For someone in the highest tax bracket, the combined amount of medical reimbursement and transport allowance would have led to a saving of Rs 10,260. However, standard deduction of Rs 40,000 introduced with effect from FY 2018-19 will help you save a maximum of Rs 12,000, translating into an additional saving of Rs 1,740. However, it needs to be mentioned that there is an increase in cess from 3 percent in FY2017-18 to 4 percent for FY2018-19. This cess would lead to an increase in tax payable on the final amount of taxable income (after accounting for tax saving deductions).

Tax-savings due to standard deduction at different slab tax rates

Income tax rates Earlier Tax Savings Tax savings now Additional tax savings
5% tax rate Rs 1,710 Rs 2000 Rs 290
20% tax rate Rs 6,840 Rs 8000 Rs 1,160
30% tax rate Rs 10,260 Rs 12000 Rs 1,740

Savings are exclusive of impact of cess

Also, remember the standard deduction can be claimed at the time of filing income tax returns and only from the income under the head salary.

  • Exemption on interest income up to Rs 50,000 for senior citizens




For senior citizens, Budget 2018 brought a lot of cheer.

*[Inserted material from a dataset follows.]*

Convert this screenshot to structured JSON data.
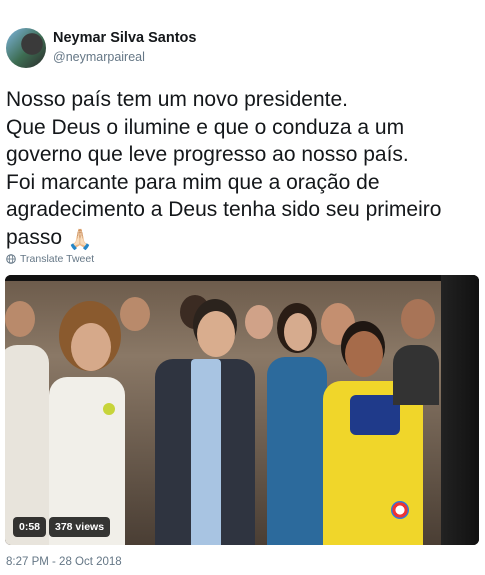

In the budget, the finance minister, hiked the exemption limit on interest income for senior citizens and also increased the ambit of interest incomes that were covered. From FY 2018-19, senior citizens can claim a deduction up to Rs 50,000 from the total interest income earned from specified sources. This deduction can be claimed under the newly introduced section 80TTB.

Earlier, senior citizens could claim deduction up to Rs 10,000 on the interest earned on the savings account held with a bank or post office under section 80TTA.

Here’s the amount of tax senior citizens will save by using this deduction fully:

Income tax rates Earlier tax savings under section 80TTA Tax savings now under section 80TTB Additional tax savings
5% tax rate Rs 500 Rs 2,500 Rs 2,000
20% tax rate Rs 2,000 Rs 10,000 Rs 8,000
30% tax rate Rs 3,000 Rs 15,000 Rs 12,000

Savings are exclusive of impact of cess



The interest income which is eligible for deduction should be from the deposits held with banks or post office. Therefore, interest income earned from savings accounts, fixed deposits, recurring deposits or small savings schemes such as Senior Citizens Savings Scheme, Post Office Monthly Income Scheme and so on offered by post office are eligible for this deduction subject to a limit of Rs 50,000 in a single financial year.